Aangezien dat element niet van dien aard is dat het antwoord dat door het Hof op de prejudiciële vragen moet worden gegeven, erdoor wordt geraakt, dient dat verzoek niet te worden ingewilligd.

B.2. Ten aanzien van de eerste prejudiciële vraag wordt verweten dat daarin niet wordt aangegeven met welke categorie van personen de omwonenden van de luchthaven van Charleroi worden vergeleken, terwijl het Hof wordt gevraagd naar de bestaanbaarheid van wetsbepalingen met de artikelen 10 en 11 van de Grondwet.

B.3. Uit de motieven van het verwijzingsarrest en uit de procedurestukken, die zowel voor de gewone rechtscolleges als voor het Arbitragehof zijn uitgewisseld, blijkt voldoende dat de omwonenden die aan de basis liggen van de vordering zich erover beklagen dat ze niet de onder meer in artikel 23 van de Grondwet gewaarborgde grondrechten genieten. Zodoende vergelijken zij zich impliciet maar noodzakelijkerwijze met alle personen die wel die rechten genieten.

Bovendien is het Hof, krachtens artikel 26, § 1, 3°, van de bijzondere wet van 6 januari 1989 op het Arbitragehof, zoals gewijzigd bij de bijzondere wet van 9 maart 2003, bevoegd om, bij wijze van prejudiciële beslissing, uitspraak te doen op vragen omtrent de schending, onder meer door een decreet, van de artikelen van Titel II van de Grondwet, waartoe artikel 23 behoort. De schending van dat artikel kan rechtstreeks worden aangevoerd zonder dat in de prejudiciële vraag een vergelijking wordt gemaakt die enkel vereist is wat betreft de artikelen 10 en 11 van de Grondwet.

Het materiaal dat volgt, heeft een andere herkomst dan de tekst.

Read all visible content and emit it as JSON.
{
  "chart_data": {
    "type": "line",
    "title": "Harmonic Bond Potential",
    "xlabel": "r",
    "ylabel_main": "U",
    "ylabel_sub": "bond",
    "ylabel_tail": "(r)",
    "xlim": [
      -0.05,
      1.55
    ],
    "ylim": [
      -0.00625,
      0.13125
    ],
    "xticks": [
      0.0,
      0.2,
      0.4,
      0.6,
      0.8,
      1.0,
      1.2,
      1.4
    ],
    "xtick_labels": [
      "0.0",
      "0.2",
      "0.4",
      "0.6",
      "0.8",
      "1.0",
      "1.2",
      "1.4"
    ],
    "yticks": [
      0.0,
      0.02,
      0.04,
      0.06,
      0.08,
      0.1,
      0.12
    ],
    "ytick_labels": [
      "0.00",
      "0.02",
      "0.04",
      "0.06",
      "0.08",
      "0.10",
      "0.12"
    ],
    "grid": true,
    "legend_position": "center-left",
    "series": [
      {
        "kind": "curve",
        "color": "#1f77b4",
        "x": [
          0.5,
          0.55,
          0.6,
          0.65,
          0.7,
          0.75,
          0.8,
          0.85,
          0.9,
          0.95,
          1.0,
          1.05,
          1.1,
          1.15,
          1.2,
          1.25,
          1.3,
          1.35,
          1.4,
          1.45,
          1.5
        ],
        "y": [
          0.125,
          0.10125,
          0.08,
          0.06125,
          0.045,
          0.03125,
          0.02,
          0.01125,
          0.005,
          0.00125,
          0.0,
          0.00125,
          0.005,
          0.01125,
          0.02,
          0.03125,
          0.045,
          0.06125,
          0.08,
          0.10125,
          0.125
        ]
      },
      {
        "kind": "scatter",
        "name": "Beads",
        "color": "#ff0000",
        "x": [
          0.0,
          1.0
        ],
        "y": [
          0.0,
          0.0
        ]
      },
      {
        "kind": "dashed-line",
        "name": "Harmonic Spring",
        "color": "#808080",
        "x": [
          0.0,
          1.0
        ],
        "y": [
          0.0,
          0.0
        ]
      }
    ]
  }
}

B.4. De exceptie van onontvankelijkheid wordt verworpen.

B.5. Ten aanzien van de eerste prejudiciële vraag wordt eveneens verweten dat het Hof daarin niet wordt verzocht te oordelen of de erin vermelde decretale normen grondwettig zijn, maar wel om een interpretatie eraan te geven.

B.6. De eerste prejudiciële vraag heeft betrekking op artikel 1bis van het decreet van het Waalse Gewest van 23 juni 1994 betreffende de oprichting en de uitbating van de onder het Waalse Gewest ressorterende luchthavens en vliegvelden, vóór de wijziging ervan bij het decreet van 1 april 2004 : Dat artikel bepaalde : « De luchthaven Luik-Bierset is een luchthaven waarvan de exploitatie dag en nacht wordt toegelaten.

De luchthaven Charleroi-Brussel-Zuid is een luchthaven waarvan de exploitatie uitsluitend tussen 7 uur en 22 uur wordt toegelaten. Bij wijze van uitzondering kan de Regering er evenwel de ene of andere vliegtuigbeweging tussen 6 uur en 7 uur en tussen 22 uur en 23 uur toelaten in het kader van een maximale globale geluidsquota die ze jaarlijks vastlegt.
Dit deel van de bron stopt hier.